Third, we need to select some kind of middleware to connect to the database. There are plenty of Java-based options there, from Hibernate to OpenJPA, but Java might not be the best language to start with. While we need to make it easy to create data objects without having to write code, we also need to support the ability to script data objects, without having to invent yet another language (like Salesforce.com did with APEX). When it comes to scripting, Ruby seems to get the most votes today, and Rails is exactly the kind of middleware we need to go from data model to database tables, without having to write much code, or any code at all for that matter.

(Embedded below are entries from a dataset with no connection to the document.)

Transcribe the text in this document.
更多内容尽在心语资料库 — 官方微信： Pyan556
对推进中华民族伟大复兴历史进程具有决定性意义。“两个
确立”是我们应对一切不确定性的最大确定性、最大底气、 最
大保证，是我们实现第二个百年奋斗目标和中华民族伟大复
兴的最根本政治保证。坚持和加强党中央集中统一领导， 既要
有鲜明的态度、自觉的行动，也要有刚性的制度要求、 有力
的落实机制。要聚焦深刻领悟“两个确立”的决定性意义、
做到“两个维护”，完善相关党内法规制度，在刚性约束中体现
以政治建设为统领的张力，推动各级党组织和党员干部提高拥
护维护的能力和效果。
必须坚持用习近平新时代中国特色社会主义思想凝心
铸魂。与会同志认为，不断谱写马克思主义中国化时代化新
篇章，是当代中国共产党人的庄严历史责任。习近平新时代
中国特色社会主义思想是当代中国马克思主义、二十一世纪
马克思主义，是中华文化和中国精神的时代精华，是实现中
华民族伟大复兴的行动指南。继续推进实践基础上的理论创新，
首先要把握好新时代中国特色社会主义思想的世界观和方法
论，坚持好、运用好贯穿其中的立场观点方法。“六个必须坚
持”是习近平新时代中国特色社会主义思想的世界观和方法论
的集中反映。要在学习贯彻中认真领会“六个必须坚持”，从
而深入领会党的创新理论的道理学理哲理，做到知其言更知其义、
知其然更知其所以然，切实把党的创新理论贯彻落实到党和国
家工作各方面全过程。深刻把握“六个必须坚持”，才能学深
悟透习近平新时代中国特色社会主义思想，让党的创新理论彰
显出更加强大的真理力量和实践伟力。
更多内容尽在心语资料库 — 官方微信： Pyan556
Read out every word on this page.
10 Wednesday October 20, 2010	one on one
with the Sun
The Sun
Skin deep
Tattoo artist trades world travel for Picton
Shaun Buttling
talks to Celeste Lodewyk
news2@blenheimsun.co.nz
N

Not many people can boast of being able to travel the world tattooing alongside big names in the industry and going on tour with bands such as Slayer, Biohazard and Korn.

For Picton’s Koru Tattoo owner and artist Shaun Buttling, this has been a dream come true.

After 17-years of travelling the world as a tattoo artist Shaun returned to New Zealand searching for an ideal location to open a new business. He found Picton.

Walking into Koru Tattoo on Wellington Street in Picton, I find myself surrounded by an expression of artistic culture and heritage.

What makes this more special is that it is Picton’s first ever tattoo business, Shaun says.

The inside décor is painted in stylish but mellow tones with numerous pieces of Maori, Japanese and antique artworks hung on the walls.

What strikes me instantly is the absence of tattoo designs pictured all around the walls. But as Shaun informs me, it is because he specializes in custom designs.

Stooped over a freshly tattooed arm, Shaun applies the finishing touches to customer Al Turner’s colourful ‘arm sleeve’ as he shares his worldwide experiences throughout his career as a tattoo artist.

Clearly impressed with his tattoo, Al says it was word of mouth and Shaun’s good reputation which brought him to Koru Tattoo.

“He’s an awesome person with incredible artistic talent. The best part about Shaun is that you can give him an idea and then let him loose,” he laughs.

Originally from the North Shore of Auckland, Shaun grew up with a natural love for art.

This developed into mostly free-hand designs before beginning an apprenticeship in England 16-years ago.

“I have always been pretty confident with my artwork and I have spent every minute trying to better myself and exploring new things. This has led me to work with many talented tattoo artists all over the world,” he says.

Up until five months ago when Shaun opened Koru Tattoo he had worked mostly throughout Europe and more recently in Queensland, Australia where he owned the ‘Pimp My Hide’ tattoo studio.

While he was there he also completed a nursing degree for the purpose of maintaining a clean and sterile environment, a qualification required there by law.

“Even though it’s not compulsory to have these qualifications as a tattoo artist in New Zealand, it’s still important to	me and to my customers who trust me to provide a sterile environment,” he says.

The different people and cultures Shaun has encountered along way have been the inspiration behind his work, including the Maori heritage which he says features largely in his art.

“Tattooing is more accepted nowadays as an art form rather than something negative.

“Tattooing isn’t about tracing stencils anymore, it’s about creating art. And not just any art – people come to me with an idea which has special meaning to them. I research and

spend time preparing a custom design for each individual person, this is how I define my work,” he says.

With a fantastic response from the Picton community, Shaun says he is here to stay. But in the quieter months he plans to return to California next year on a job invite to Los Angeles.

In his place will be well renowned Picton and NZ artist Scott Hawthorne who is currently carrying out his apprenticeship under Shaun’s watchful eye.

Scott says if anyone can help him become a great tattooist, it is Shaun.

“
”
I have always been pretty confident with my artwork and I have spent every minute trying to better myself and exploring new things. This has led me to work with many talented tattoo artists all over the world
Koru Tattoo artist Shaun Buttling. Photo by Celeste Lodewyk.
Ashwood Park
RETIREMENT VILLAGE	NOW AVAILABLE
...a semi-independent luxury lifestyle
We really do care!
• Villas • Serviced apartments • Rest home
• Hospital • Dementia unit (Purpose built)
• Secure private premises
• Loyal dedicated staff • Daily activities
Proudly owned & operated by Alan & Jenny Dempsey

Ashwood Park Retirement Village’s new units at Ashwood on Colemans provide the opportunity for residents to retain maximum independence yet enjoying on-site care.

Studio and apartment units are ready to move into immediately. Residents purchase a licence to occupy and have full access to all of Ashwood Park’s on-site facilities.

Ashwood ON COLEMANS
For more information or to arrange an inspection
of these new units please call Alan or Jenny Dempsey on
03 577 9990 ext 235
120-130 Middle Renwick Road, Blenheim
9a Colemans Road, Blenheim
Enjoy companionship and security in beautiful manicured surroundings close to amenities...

Fourth, we need to develop a dead-simple user interface on top of the middleware. In this area, Salesforce.com should be used as ultimate benchmark. Its user interface makes it very easy to create new objects, define custom fields for them, set access control and visibility rules, and dynamically create forms and views for editing data objects. And when it comes to forms, simplicity should be the rule. Once you created a custom object with Salesforce.com, the application automatically creates a default “Page Layout” for it, which you can barely customize. All you can do is define sections which can have either one or two columns (of the same size), and move fields around with a drag-and-drop user interface. That’s it, and that’s all one should really need. And if you need something more custom, use a more advanced tool, such as Intalio|AJAX for example.
Fifth, we need to generate interfaces for these objects, and both REST and WSDL should be supported. REST because it’s easy to use, and WSDL because it’s all BPEL can natively consume (until we develop a RESTful version of BPEL that is). These interfaces should be totally canonical, and automatically generated by the database middleware. They should be registered into some kind of directory that could be looked-up through a dedicated REST interface (too bad UDDI never took off).
Sixth, we need to add some kind of service invocation tool to Intalio|BPP Business Edition, with a simple data mapping tool. This tool must be an order of magnitude simpler than the Data Mapper of Intalio|Designer, and should be built using the Google Web Toolkit (GWT, also used by the Business Edition). Nevertheless, the Data Object Builder described in this article should also be integrated with the other editions of Intalio’s platform, the Community Edition, Developer Edition, and Enterprise Edition.
Once we get all that done, we’ll get something pretty close to Coghead. At this point, it’s unclear whether we should add any business content to the platform or not. But should we decide to, Apache OFBiz looks like a good place to start from.
We’re currently kicking the tires with this project. If we decide to move forward with it, we will most likely develop it under the GNU Affero General Public License Version 3 (AGPL v3). If this sounds like fun, feel free to drop us a line.
In the meantime, we’ll create a D3 project for it.